The Small Business Administration’s (“SBA”) Office of Hearings and Appeals (“OHA”) recently issued a decision exemplifying the well-known reality that protest deadlines are short and unforgiving. In Size Appeal of Supplies Now, Inc., SBA No. SIZ-5655 (Apr. 30, 2015), OHA denied, as untimely, an appeal of an SBA Area Office decision. The appellant, Supplies Now, contended it submitted an appeal via email on the 15th day after it received the adverse Area Office decision—the last day to file before the appeal deadline expired. OHA, however, never received the email submission and did not first learn of the protest until Supplies Now called six weeks later inquiring about the status of its appeal.

Supplies Now argued that OHA should determine timeliness based on when the protestor sent the email protesting the decision. As evidence, Supplies Now offered an acknowledgement email generated by its own email system that confirmed delivery to the intended recipients. The acknowledgement stated “Delivery to these recipients or groups is complete, but no delivery notification was sent by the destination server.” OHA rejected this position.

As justification for the harsh result, OHA noted that, because the 15-day time limit in 13 C.F.R. § 134.304(a) is jurisdictional, it had no discretion to deviate from the regulations (specifically § 134.204(b)) requiring a document to be received by OHA in order to be deemed filed. It further pointed to multiple admonishments and warnings in the applicable regulations. For example, although SBA regulations permit the use of email, OHA pointed out that § 134.204 cautions that “[t]he sender is responsible for ensuring . . . a successful, virus-free transmission” and also encourages the sender to telephone the SBA to confirm receipt. Accordingly, OHA dismissed the Supplies Now size appeal as untimely.

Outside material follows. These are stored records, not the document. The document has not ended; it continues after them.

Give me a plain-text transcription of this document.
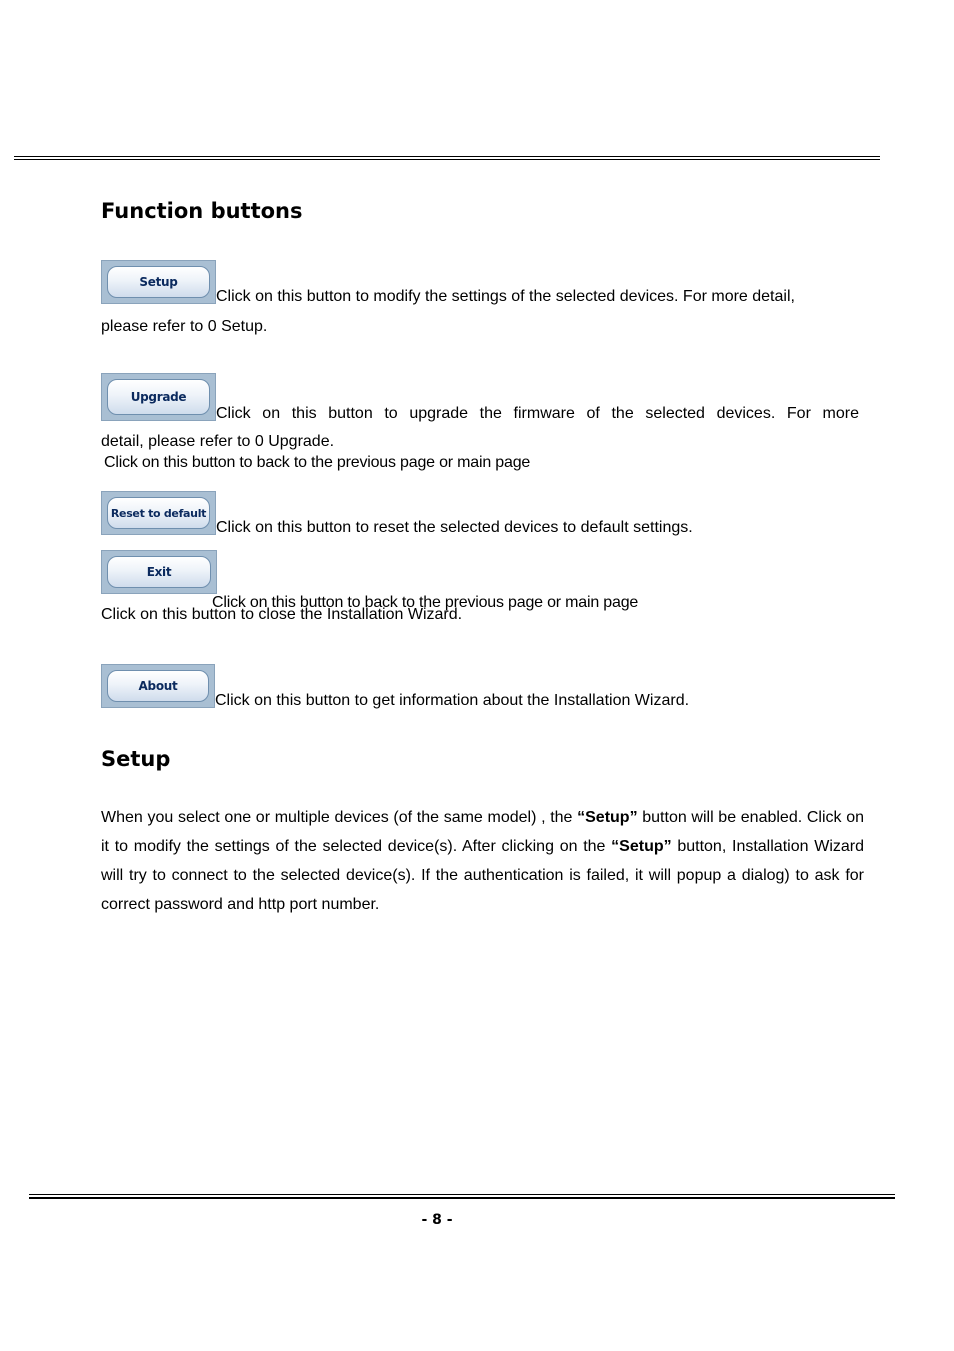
Function buttons
Setup
Click on this button to modify the settings of the selected devices. For more detail,
please refer to 0 Setup.
Upgrade
Click on this button to upgrade the firmware of the selected devices. For more
detail, please refer to 0 Upgrade.
Click on this button to back to the previous page or main page
Reset to default
Click on this button to reset the selected devices to default settings.
Exit
Click on this button to close the Installation Wizard.
Click on this button to back to the previous page or main page
About
Click on this button to get information about the Installation Wizard.
Setup

When you select one or multiple devices (of the same model) , the “Setup” button will be enabled. Click on it to modify the settings of the selected device(s). After clicking on the “Setup” button, Installation Wizard will try to connect to the selected device(s). If the authentication is failed, it will popup a dialog) to ask for correct password and http port number.

- 8 -
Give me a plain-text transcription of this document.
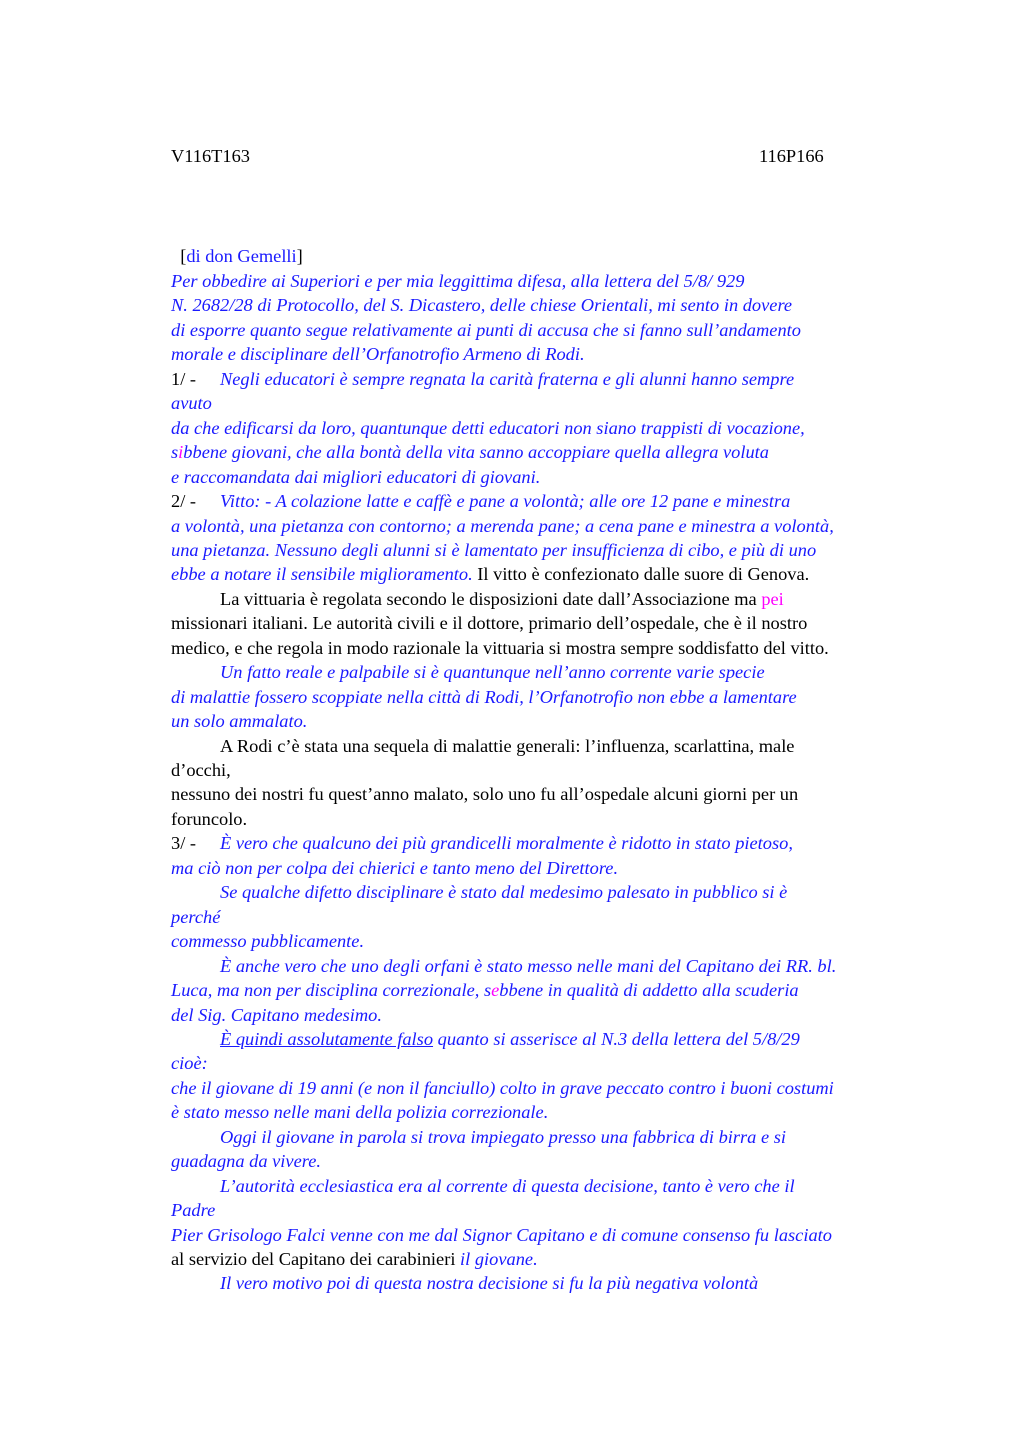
V116T163	116P166

[di don Gemelli]

Per obbedire ai Superiori e per mia leggittima difesa, alla lettera del 5/8/ 929
N. 2682/28 di Protocollo, del S. Dicastero, delle chiese Orientali, mi sento in dovere
di esporre quanto segue relativamente ai punti di accusa che si fanno sull’andamento
morale e disciplinare dell’Orfanotrofio Armeno di Rodi.
1/ - Negli educatori è sempre regnata la carità fraterna e gli alunni hanno sempre
avuto
da che edificarsi da loro, quantunque detti educatori non siano trappisti di vocazione,
sibbene giovani, che alla bontà della vita sanno accoppiare quella allegra voluta
e raccomandata dai migliori educatori di giovani.
2/ - Vitto: - A colazione latte e caffè e pane a volontà; alle ore 12 pane e minestra
a volontà, una pietanza con contorno; a merenda pane; a cena pane e minestra a volontà,
una pietanza. Nessuno degli alunni si è lamentato per insufficienza di cibo, e più di uno
ebbe a notare il sensibile miglioramento. Il vitto è confezionato dalle suore di Genova.
La vittuaria è regolata secondo le disposizioni date dall’Associazione ma pei
missionari italiani. Le autorità civili e il dottore, primario dell’ospedale, che è il nostro
medico, e che regola in modo razionale la vittuaria si mostra sempre soddisfatto del vitto.
Un fatto reale e palpabile si è quantunque nell’anno corrente varie specie
di malattie fossero scoppiate nella città di Rodi, l’Orfanotrofio non ebbe a lamentare
un solo ammalato.
A Rodi c’è stata una sequela di malattie generali: l’influenza, scarlattina, male
d’occhi,
nessuno dei nostri fu quest’anno malato, solo uno fu all’ospedale alcuni giorni per un
foruncolo.
3/ - È vero che qualcuno dei più grandicelli moralmente è ridotto in stato pietoso,
ma ciò non per colpa dei chierici e tanto meno del Direttore.
Se qualche difetto disciplinare è stato dal medesimo palesato in pubblico si è
perché
commesso pubblicamente.
È anche vero che uno degli orfani è stato messo nelle mani del Capitano dei RR. bl.
Luca, ma non per disciplina correzionale, sebbene in qualità di addetto alla scuderia
del Sig. Capitano medesimo.
È quindi assolutamente falso quanto si asserisce al N.3 della lettera del 5/8/29
cioè:
che il giovane di 19 anni (e non il fanciullo) colto in grave peccato contro i buoni costumi
è stato messo nelle mani della polizia correzionale.
Oggi il giovane in parola si trova impiegato presso una fabbrica di birra e si
guadagna da vivere.
L’autorità ecclesiastica era al corrente di questa decisione, tanto è vero che il
Padre
Pier Grisologo Falci venne con me dal Signor Capitano e di comune consenso fu lasciato
al servizio del Capitano dei carabinieri il giovane.
Il vero motivo poi di questa nostra decisione si fu la più negativa volontà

While OHA chastised the appellant for unreasonably relying solely upon its own email system acknowledgement in the face of silence from both OHA and the other intended recipients for the email, it is unlikely that a telephone call to OHA a few days after the deadline to confirm receipt would have resulted in a different outcome. The decision makes it clear that OHA lacks the authority to extend or waive the deadline for filing an appeal.

Contractors, both large and small, can learn several key lessons from Supplies Now’s unfortunate experience. First, contractors should not rely on acknowledgements generated by their own email systems. Instead, they should call OHA after submitting a size appeal via email to confirm receipt and such call should be made with enough time to file again before the relevant deadline. Second, the decision serves as a stark reminder that the SBA size protest deadlines are not flexible—OHA has no discretion to extend the jurisdictional deadlines or create exceptions for technical difficulties. As Supplies Now learned, failure to heed these recommendations can result in a protest becoming lost in transmission.